A post that says the US drinking age will be changed to 25 in August 2014 isn’t real in the least.
The fake article from the Sunday Times Daily was being shared on Facebook and Twitter this week.
The bogus post was uploaded on the Sunday Times Daily, a fake news website which allows users to create and share fake stories.
The website states it’s fake. “Create your own fake news and trick your friends by sharing it on Facebook, Twitter, or any other social network,” the website says.
It also says: “Celebrities, show business and sports news seem to be the hottest topics. You need to be creative for your joke to seem real. This way you will be able to trick your friends!”

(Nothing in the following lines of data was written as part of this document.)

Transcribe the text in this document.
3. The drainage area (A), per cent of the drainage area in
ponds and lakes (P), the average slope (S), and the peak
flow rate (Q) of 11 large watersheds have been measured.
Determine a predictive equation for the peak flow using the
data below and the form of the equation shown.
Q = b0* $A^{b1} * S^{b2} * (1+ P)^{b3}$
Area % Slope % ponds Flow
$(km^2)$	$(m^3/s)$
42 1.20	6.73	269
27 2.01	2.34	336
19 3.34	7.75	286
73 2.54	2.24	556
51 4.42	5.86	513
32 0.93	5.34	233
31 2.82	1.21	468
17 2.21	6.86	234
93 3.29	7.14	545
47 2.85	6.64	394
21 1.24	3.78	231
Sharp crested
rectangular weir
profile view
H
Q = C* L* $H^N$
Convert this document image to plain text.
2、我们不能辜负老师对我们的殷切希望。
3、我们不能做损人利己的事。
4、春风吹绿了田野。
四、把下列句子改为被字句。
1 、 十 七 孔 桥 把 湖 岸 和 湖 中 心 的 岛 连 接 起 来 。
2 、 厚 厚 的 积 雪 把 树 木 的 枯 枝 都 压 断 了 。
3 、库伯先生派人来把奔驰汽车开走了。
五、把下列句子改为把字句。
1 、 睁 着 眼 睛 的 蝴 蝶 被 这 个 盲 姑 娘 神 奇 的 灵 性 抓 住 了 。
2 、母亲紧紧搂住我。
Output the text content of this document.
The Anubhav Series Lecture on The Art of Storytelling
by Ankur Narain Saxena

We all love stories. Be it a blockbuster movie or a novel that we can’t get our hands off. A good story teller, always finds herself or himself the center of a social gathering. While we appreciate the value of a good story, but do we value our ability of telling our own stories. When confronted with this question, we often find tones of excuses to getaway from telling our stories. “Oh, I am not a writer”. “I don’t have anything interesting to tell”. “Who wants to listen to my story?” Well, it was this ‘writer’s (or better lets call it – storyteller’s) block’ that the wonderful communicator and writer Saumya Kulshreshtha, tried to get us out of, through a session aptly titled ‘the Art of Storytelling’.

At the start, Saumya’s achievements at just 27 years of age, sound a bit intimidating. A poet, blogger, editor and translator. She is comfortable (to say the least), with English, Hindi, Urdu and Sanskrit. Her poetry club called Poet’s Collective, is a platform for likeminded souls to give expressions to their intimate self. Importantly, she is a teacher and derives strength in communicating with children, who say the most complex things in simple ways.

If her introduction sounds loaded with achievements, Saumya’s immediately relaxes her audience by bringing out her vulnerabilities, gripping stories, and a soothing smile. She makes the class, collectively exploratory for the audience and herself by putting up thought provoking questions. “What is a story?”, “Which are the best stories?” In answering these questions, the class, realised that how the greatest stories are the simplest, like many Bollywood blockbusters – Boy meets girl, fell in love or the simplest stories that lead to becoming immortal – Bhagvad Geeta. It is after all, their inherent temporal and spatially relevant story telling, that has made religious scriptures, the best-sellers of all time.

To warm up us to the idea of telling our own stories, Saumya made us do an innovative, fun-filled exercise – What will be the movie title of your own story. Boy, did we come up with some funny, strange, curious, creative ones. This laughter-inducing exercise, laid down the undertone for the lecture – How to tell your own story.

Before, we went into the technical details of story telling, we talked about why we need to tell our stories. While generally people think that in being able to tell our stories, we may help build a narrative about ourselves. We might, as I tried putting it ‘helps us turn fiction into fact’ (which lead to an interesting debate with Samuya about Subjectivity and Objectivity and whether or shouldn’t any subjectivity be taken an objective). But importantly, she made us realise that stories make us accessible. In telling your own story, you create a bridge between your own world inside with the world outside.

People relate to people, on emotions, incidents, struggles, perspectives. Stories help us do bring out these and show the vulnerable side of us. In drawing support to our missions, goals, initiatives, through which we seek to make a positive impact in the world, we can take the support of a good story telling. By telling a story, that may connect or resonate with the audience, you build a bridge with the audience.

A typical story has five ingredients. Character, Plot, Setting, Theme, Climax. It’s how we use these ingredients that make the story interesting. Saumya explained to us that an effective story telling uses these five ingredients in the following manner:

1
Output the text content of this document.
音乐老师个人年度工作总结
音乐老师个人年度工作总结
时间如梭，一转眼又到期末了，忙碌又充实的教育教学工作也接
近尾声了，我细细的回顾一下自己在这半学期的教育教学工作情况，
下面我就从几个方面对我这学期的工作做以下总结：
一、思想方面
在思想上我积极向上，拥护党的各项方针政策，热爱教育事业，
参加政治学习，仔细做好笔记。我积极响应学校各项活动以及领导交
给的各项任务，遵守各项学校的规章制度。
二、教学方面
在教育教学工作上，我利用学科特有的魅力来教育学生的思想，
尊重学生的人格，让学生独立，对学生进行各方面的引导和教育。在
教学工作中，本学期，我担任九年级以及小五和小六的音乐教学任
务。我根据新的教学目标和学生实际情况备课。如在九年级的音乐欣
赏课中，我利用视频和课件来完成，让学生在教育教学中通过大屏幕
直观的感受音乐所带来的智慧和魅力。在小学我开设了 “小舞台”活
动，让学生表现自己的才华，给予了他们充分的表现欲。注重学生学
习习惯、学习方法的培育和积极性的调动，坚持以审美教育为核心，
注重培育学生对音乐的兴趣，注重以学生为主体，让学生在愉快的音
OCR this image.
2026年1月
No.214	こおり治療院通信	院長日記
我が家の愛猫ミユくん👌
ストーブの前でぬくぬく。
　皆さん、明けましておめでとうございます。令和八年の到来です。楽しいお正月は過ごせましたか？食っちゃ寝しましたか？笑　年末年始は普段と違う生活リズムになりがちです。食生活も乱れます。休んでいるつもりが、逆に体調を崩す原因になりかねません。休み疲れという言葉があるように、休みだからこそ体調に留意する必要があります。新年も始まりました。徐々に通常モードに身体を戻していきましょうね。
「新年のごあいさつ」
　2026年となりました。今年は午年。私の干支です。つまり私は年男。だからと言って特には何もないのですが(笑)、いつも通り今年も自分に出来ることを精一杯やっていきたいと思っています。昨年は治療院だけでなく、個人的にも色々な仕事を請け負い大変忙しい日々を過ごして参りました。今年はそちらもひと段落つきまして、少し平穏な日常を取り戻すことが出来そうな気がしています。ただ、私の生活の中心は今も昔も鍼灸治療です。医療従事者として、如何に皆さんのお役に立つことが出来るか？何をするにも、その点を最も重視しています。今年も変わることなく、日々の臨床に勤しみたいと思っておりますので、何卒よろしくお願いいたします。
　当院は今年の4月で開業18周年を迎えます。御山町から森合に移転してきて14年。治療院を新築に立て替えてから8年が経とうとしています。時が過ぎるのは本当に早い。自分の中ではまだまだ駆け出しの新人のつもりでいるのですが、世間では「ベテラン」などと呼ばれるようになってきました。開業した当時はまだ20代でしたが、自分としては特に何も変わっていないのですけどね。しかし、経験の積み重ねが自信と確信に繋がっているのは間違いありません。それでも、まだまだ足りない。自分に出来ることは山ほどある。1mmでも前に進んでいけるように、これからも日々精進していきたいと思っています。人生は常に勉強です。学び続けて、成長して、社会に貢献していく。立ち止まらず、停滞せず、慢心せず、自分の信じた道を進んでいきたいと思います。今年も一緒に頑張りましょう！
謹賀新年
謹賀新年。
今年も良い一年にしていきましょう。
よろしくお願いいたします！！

After one clicks the post, it says: “Don’t worry, you are not the only one. [More than 1 million] people already fell for this. If you liked the joke, you can share it and trick your friends. Also you can create a joke of your own clicking the button below!”
On Twitter, a number of people shared the fake story and were wondering if it is real.
The Sunday Times Daily also has other fake posts including “NO MORE CHILD SUPPORT PAYMENTS STARTING 2015” and “COUPONS NO LONGER ACCEPTED IN US STORES STARTING JULY 1.”
There’s no country in the world that has a drinking age minimum of 25. Most countries vary between 16 and 21.
“The National Minimum Drinking Age Act of 1984 required all states to raise their minimum purchase and public possession of alcohol age to 21. States that did not comply faced a reduction in highway funds under the Federal Highway Aid Act…. It does not prohibit persons under 21 (also called youth or minors) from drinking,” says the State University of New York’s website.
It adds: “The average (mean) minimum legal drinking age around the globe is 15.9. The majority of countries have set the drinking age at 18. In fifty countries the minimum age is lower than 18 and in 12 countries it is higher than 18. The enforcement of minimum legal drinking ages also varies widely between countries and often within countries. In many nations the law isn’t generally enforced unless alcohol is abused and associated with behavioral problems.”